Monday, May 16, 2011

The Tell-Tale Heart



              Edgar Allen Poe is seriously one of my favorite writers. When you just get a craving for the macabre Edgar Allen Poe has got your fix. The Tell Tale Heart is one of my favorite, but The Raven is one that I literally know by HEART.

             Anyway, in the Tell-Tale Heart the narrator is truly insane. When you have to repeat to people or keep trying to convince them your not insane, your insane. But the narrator is an evil genius, well at least according to him. He murders the old man without a single visible drop of blood. When the police go around asking about the scream, what gets him to confess to what he has done is his madness. I know a lot of people say that it is not really guilt that gets him to confess but I think guilt may have played a tiny role in his confession. After all he actually liked the old man, it was just his evil eye that bothered the narrator. That is why he hesitated each night.

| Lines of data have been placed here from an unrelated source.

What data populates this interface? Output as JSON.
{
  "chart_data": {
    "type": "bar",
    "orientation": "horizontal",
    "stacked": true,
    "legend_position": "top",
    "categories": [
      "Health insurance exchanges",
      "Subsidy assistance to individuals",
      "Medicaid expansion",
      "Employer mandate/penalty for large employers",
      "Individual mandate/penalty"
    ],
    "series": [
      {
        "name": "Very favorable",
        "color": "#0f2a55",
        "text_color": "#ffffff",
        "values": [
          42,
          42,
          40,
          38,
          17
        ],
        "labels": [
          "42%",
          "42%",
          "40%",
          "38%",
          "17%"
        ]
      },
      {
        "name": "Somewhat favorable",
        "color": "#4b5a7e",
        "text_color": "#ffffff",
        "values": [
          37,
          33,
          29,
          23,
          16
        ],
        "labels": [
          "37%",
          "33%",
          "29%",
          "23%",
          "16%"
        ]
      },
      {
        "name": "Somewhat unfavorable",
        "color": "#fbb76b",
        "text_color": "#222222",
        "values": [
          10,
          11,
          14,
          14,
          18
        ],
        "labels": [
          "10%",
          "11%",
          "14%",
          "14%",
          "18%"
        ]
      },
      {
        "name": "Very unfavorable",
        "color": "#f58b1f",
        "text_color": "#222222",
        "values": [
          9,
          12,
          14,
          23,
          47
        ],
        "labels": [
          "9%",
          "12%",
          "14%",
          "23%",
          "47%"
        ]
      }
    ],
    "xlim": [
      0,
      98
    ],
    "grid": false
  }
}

Why it took eight days for the narrator to kill the man. All those other nights the man was asleep, the evil eye nowhere to be seen. On the eighth night, though, the evil eye made an appearance and that’s what drove the narrator to commit murder. For in some cultures the only way to get rid of the evil eye is to destroy it. But then after killing the old man the narrator could no longer see the evil eye. He just saw the dead old man and that’s when a little speck of guilt entered the narrators mind. This speck of guilt and the madness was what drove the narrator to confess.